SOX was implemented after the Enron and WorldCom scandals. It was the government’s quick response and solution to the mistrust the public was gaining of big corporations. SOX implemented many regulations on auditors and companies in order to make sure no more economic disasters would occur in the future (the financial crisis of 2008?). For my white paper, I want to explore the actual effects of SOX on society, companies, and auditing firms.
I used Google Scholar as my main search engine to help find sources/articles on SOX in general. There were many sources that were available. The third result caught my eye, “Economic consequences of the Sarbanes-Oxley Act of 2002”. This source had been cited 379! Within those sources that had cited this article, I found an article (“Why do firms go dark? Causes and economic consequences of voluntary SEC deregistrations”) that was devoted to focusing on one affect that SOX had; it caused many public companies to go “dark”. This article went into a lot of detail about how SOXs has led many firms to go dark and provided not only many additionally sources for me to research but also lots of useful calculations. It also had a larger number of hits (240).
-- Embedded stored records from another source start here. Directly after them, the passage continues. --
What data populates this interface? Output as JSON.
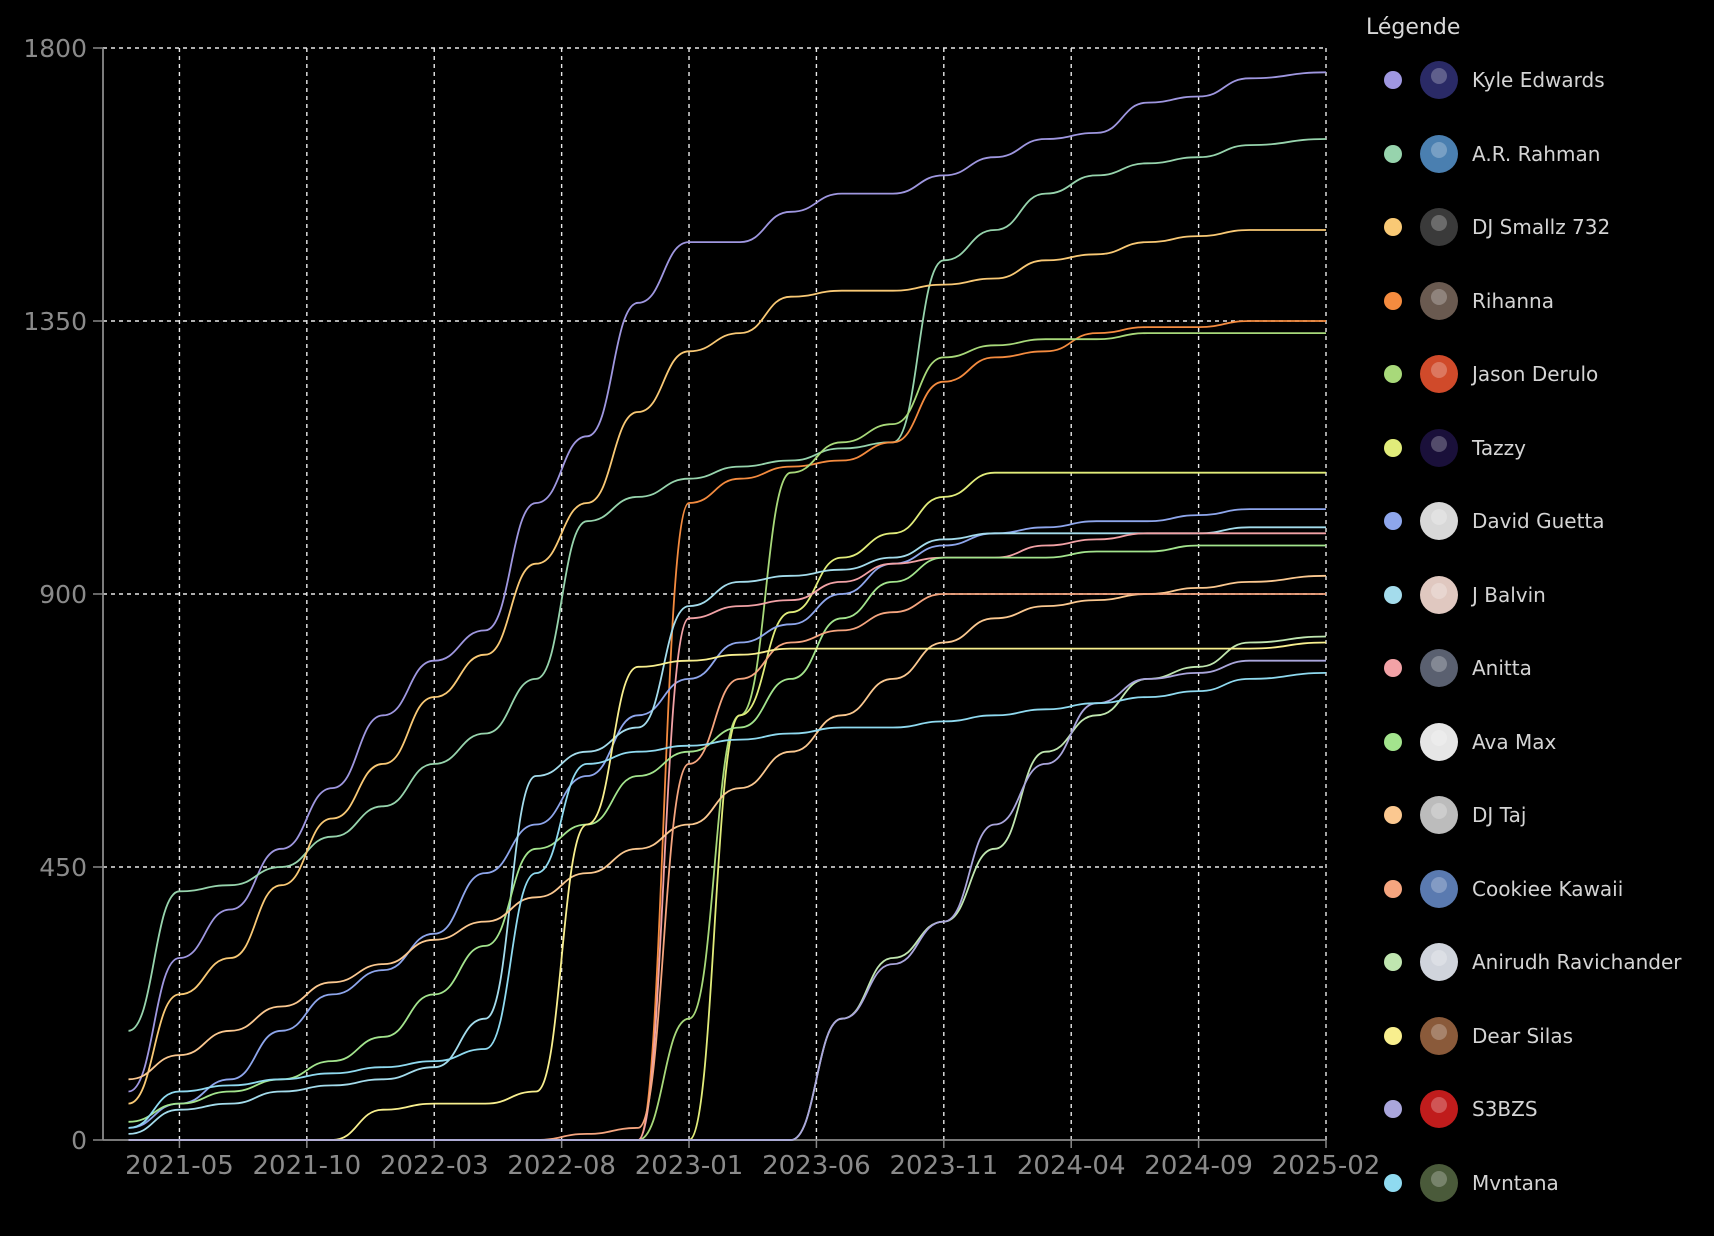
{
  "chart_data": {
    "type": "line",
    "ylim": [
      0,
      1800
    ],
    "yticks": [
      0,
      450,
      900,
      1350,
      1800
    ],
    "xticks": [
      "2021-05",
      "2021-10",
      "2022-03",
      "2022-08",
      "2023-01",
      "2023-06",
      "2023-11",
      "2024-04",
      "2024-09",
      "2025-02"
    ],
    "x": [
      "2021-03",
      "2021-05",
      "2021-07",
      "2021-09",
      "2021-11",
      "2022-01",
      "2022-03",
      "2022-05",
      "2022-07",
      "2022-09",
      "2022-11",
      "2023-01",
      "2023-03",
      "2023-05",
      "2023-07",
      "2023-09",
      "2023-11",
      "2024-01",
      "2024-03",
      "2024-05",
      "2024-07",
      "2024-09",
      "2024-11",
      "2025-02"
    ],
    "grid": true,
    "legend_position": "right",
    "series": [
      {
        "name": "Kyle Edwards",
        "color": "#9f97e0",
        "values": [
          80,
          300,
          380,
          480,
          580,
          700,
          790,
          840,
          1050,
          1160,
          1380,
          1480,
          1480,
          1530,
          1560,
          1560,
          1590,
          1620,
          1650,
          1660,
          1710,
          1720,
          1750,
          1760
        ]
      },
      {
        "name": "A.R. Rahman",
        "color": "#97d4ad",
        "values": [
          180,
          410,
          420,
          450,
          500,
          550,
          620,
          670,
          760,
          1020,
          1060,
          1090,
          1110,
          1120,
          1140,
          1150,
          1450,
          1500,
          1560,
          1590,
          1610,
          1620,
          1640,
          1650
        ]
      },
      {
        "name": "DJ Smallz 732",
        "color": "#f9c975",
        "values": [
          60,
          240,
          300,
          420,
          530,
          620,
          730,
          800,
          950,
          1050,
          1200,
          1300,
          1330,
          1390,
          1400,
          1400,
          1410,
          1420,
          1450,
          1460,
          1480,
          1490,
          1500,
          1500
        ]
      },
      {
        "name": "Rihanna",
        "color": "#f48b3f",
        "values": [
          0,
          0,
          0,
          0,
          0,
          0,
          0,
          0,
          0,
          0,
          0,
          1050,
          1090,
          1110,
          1120,
          1150,
          1250,
          1290,
          1300,
          1330,
          1340,
          1340,
          1350,
          1350
        ]
      },
      {
        "name": "Jason Derulo",
        "color": "#a8d97a",
        "values": [
          0,
          0,
          0,
          0,
          0,
          0,
          0,
          0,
          0,
          0,
          0,
          200,
          700,
          1100,
          1150,
          1180,
          1290,
          1310,
          1320,
          1320,
          1330,
          1330,
          1330,
          1330
        ]
      },
      {
        "name": "Tazzy",
        "color": "#e1ec7a",
        "values": [
          0,
          0,
          0,
          0,
          0,
          0,
          0,
          0,
          0,
          0,
          0,
          0,
          700,
          870,
          960,
          1000,
          1060,
          1100,
          1100,
          1100,
          1100,
          1100,
          1100,
          1100
        ]
      },
      {
        "name": "David Guetta",
        "color": "#8ea6ec",
        "values": [
          20,
          60,
          100,
          180,
          240,
          280,
          340,
          440,
          520,
          600,
          700,
          760,
          820,
          850,
          900,
          950,
          980,
          1000,
          1010,
          1020,
          1020,
          1030,
          1040,
          1040
        ]
      },
      {
        "name": "J Balvin",
        "color": "#a4dcec",
        "values": [
          10,
          50,
          60,
          80,
          90,
          100,
          120,
          200,
          600,
          640,
          680,
          880,
          920,
          930,
          940,
          960,
          990,
          1000,
          1000,
          1000,
          1000,
          1000,
          1010,
          1010
        ]
      },
      {
        "name": "Anitta",
        "color": "#f2a2a6",
        "values": [
          0,
          0,
          0,
          0,
          0,
          0,
          0,
          0,
          0,
          0,
          0,
          860,
          880,
          890,
          920,
          950,
          960,
          960,
          980,
          990,
          1000,
          1000,
          1000,
          1000
        ]
      },
      {
        "name": "Ava Max",
        "color": "#a3e48d",
        "values": [
          30,
          60,
          80,
          100,
          130,
          170,
          240,
          320,
          480,
          520,
          600,
          640,
          680,
          760,
          860,
          920,
          960,
          960,
          960,
          970,
          970,
          980,
          980,
          980
        ]
      },
      {
        "name": "DJ Taj",
        "color": "#fbc890",
        "values": [
          100,
          140,
          180,
          220,
          260,
          290,
          330,
          360,
          400,
          440,
          480,
          520,
          580,
          640,
          700,
          760,
          820,
          860,
          880,
          890,
          900,
          910,
          920,
          930
        ]
      },
      {
        "name": "Cookiee Kawaii",
        "color": "#f5a57f",
        "values": [
          0,
          0,
          0,
          0,
          0,
          0,
          0,
          0,
          0,
          10,
          20,
          620,
          760,
          820,
          840,
          870,
          900,
          900,
          900,
          900,
          900,
          900,
          900,
          900
        ]
      },
      {
        "name": "Anirudh Ravichander",
        "color": "#c0e6b0",
        "values": [
          0,
          0,
          0,
          0,
          0,
          0,
          0,
          0,
          0,
          0,
          0,
          0,
          0,
          0,
          200,
          300,
          360,
          480,
          640,
          700,
          760,
          780,
          820,
          830
        ]
      },
      {
        "name": "Dear Silas",
        "color": "#f8ef8e",
        "values": [
          0,
          0,
          0,
          0,
          0,
          50,
          60,
          60,
          80,
          520,
          780,
          790,
          800,
          810,
          810,
          810,
          810,
          810,
          810,
          810,
          810,
          810,
          810,
          820
        ]
      },
      {
        "name": "S3BZS",
        "color": "#aaa6dc",
        "values": [
          0,
          0,
          0,
          0,
          0,
          0,
          0,
          0,
          0,
          0,
          0,
          0,
          0,
          0,
          200,
          290,
          360,
          520,
          620,
          720,
          760,
          770,
          790,
          790
        ]
      },
      {
        "name": "Mvntana",
        "color": "#8fdaf0",
        "values": [
          20,
          80,
          90,
          100,
          110,
          120,
          130,
          150,
          440,
          620,
          640,
          650,
          660,
          670,
          680,
          680,
          690,
          700,
          710,
          720,
          730,
          740,
          760,
          770
        ]
      }
    ]
  },
  "legend": {
    "title": "Légende",
    "items": [
      {
        "label": "Kyle Edwards",
        "color": "#9f97e0",
        "avatar": "#2a2a66"
      },
      {
        "label": "A.R. Rahman",
        "color": "#97d4ad",
        "avatar": "#4a7fb0"
      },
      {
        "label": "DJ Smallz 732",
        "color": "#f9c975",
        "avatar": "#3a3a3a"
      },
      {
        "label": "Rihanna",
        "color": "#f48b3f",
        "avatar": "#6a5a50"
      },
      {
        "label": "Jason Derulo",
        "color": "#a8d97a",
        "avatar": "#d04a2a"
      },
      {
        "label": "Tazzy",
        "color": "#e1ec7a",
        "avatar": "#1a103a"
      },
      {
        "label": "David Guetta",
        "color": "#8ea6ec",
        "avatar": "#d8d8d8"
      },
      {
        "label": "J Balvin",
        "color": "#a4dcec",
        "avatar": "#e0c8c0"
      },
      {
        "label": "Anitta",
        "color": "#f2a2a6",
        "avatar": "#5a6070"
      },
      {
        "label": "Ava Max",
        "color": "#a3e48d",
        "avatar": "#e6e6e6"
      },
      {
        "label": "DJ Taj",
        "color": "#fbc890",
        "avatar": "#bcbcbc"
      },
      {
        "label": "Cookiee Kawaii",
        "color": "#f5a57f",
        "avatar": "#5a7ab0"
      },
      {
        "label": "Anirudh Ravichander",
        "color": "#c0e6b0",
        "avatar": "#d0d4dc"
      },
      {
        "label": "Dear Silas",
        "color": "#f8ef8e",
        "avatar": "#8a5a3a"
      },
      {
        "label": "S3BZS",
        "color": "#aaa6dc",
        "avatar": "#c01c1c"
      },
      {
        "label": "Mvntana",
        "color": "#8fdaf0",
        "avatar": "#4a5a3a"
      }
    ]
  }
}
When a firm goes dark, the firm deregisters with the SEC as a public company but they still trade in OTC markets. Therefore, they are not quite a private firm either. The overall study found that there were two main reasons for a company to go dark; as a way to save costs or to solve agency conflicts. SOX has been the main (but not only) cause for these two issues that have caused companies to go dark. SOX has caused many firms to spend more money on reporting and has also increased the “level of scrutiny that SEC registrants face”. Whenever, a firm deregisters but continues to trade, they make even less disclosures which can hurt the shareholders even more. Overall, the article had a negative view of SOX. It had a biased opinion without really offering another perspective.
I think this source can help with the development of my white paper. It focuses on one area that SOX has effected and it is a reliable source. Google Scholar appears to be a great search engine (once I figured out how to use it).